I sat staring at a house halfway down the street. It looked well kempt, its garden free of weeds and its paintwork intact. It was a door I hadn’t knocked on for a few years, and I had no idea what kind of welcome I’d get. Even so, it still felt like a more appealing prospect than quizzing Sarah Blackstone’s medical colleagues. I’d first come here in search of a missing person. Not long after I’d found her, she ended up murdered, with her girlfriend the prime suspect. My inquiries had cleared the girlfriend, but in the process, I’d opened a lot of wounds. I hadn’t spoken to Maggie Rossiter, the girlfriend, since the trial. But she was still on the office Christmas card list. Not because I ever expected her to put work our way, but because I’d liked her and hadn’t been able to come up with a better way of saying so.
Maggie was a social worker and a volunteer worker at a local drug rehab unit, though you wouldn’t suspect either role on first encounter. She could be prickly, sharp tongued and fierce. But I’d seen the other side. I’d seen her tenderness and her grief. Not everyone can forgive that sort of knowledge. I hoped Maggie was one who could.
I sat for the best part of an hour, listening to the rolling news programme on Radio Five Live to fight the boredom. Then an elderly blue Ford Escort with a red offside front wing drew up outside Maggie’s house. As the car door opened, a small calico cat leapt from the garden to the wall to the pavement and wove itself round the legs of the woman who emerged. Maggie had had her curly salt-and-pepper hair cropped short at the back and sides, but otherwise she looked pretty much the same as when I’d seen her last, right down to the extra few pounds round the middle. She bent to scoop up the cat, draped it over her shoulder and took a briefcase and an armful of files out of the car. I watched her struggle into the house and gave it five more minutes.
One of my rules of private investigation is, always try to leave an interviewee happy enough that they’ll talk to you a second time. I was about to find out how well I’d practised what I preached. When the door opened, hostility replaced interested curiosity so fast on Maggie’s face that I wondered whether I’d imagined the first expression. ‘Well, well, well,’ she said. ‘If it isn’t Kate Brannigan, girl detective. And whose life are you buggering up this week?’
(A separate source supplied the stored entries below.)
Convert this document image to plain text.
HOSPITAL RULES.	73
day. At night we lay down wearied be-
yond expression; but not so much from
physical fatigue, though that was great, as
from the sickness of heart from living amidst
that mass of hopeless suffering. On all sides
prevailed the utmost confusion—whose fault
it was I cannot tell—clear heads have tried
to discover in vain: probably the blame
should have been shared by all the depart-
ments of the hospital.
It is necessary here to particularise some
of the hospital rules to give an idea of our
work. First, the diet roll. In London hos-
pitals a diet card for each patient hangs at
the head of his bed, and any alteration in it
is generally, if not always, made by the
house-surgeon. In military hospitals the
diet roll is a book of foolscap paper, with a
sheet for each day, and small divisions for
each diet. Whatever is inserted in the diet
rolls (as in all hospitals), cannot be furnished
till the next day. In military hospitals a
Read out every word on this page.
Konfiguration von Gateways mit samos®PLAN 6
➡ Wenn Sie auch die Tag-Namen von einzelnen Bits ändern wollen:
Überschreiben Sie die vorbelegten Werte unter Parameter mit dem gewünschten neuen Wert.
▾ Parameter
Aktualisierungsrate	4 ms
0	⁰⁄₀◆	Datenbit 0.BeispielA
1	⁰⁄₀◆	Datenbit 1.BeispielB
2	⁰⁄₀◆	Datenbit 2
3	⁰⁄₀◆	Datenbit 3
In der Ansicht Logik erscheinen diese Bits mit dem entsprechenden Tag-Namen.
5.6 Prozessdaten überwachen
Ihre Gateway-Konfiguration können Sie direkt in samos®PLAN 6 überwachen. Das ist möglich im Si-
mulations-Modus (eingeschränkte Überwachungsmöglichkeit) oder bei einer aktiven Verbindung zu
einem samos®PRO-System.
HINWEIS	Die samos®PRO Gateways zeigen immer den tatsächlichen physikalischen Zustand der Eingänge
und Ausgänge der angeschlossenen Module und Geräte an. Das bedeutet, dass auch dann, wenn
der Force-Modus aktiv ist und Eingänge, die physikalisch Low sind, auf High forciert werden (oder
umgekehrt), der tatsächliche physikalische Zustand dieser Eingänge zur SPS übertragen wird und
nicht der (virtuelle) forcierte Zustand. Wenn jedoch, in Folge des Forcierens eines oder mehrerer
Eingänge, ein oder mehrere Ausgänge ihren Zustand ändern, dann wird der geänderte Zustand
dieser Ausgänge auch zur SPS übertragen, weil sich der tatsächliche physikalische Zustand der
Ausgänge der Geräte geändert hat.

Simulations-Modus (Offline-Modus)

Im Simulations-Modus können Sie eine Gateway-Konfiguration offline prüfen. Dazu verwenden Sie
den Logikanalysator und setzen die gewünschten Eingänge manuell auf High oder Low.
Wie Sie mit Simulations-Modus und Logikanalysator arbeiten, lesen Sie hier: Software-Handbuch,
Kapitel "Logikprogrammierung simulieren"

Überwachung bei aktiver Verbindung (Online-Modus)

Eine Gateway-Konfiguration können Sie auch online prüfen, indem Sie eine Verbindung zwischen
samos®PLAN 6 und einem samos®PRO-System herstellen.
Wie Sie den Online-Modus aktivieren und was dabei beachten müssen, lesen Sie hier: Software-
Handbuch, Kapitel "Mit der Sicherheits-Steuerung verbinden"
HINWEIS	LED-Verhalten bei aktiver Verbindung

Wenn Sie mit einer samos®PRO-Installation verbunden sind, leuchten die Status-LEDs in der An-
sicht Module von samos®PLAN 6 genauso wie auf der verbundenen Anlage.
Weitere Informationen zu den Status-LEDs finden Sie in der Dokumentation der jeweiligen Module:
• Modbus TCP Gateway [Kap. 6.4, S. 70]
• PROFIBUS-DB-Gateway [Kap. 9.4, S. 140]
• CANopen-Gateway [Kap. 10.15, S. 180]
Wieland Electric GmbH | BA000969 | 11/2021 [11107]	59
‘Hello, Maggie,’ I said. ‘I don’t suppose you’d believe me if I said I was just passing?’
‘Correct,’ she said sarcastically. ‘I’d also tell you that next time you’re passing, just pass.’
‘I know you blame me for Moira’s death…’
‘Correct again. You going for three in a row?’
‘If I hadn’t brought her back, he’d just have hired somebody else. Probably somebody with even fewer scruples.’
‘It’s hard to believe people with fewer scruples than you exist,’ Maggie said.
‘Don’t you ever listen to Yesterday in Parliament ?’
In spite of herself, Maggie couldn’t help cracking a smile. ‘Give me one good reason why I shouldn’t close the door,’ she said.
‘Lesbians will suffer?’ I tried, a half-grin quirking my mouth.
‘I don’t think so,’ she sighed. The door started to close.
‘I’m not joking, Maggie,’ I said desperately. ‘My client’s a lesbian who could be facing worse than a murder charge if I don’t get to the bottom of the case.’
The door stopped moving. I’d hooked her, but she wasn’t letting me reel her in too easily. ‘Worse than a murder charge?’ she asked, her face suspicious.
‘I’m talking about losing her child. And not for any of the conventional reasons.’
Maggie shook her head and swung the door open. ‘This had better be good,’ she warned me.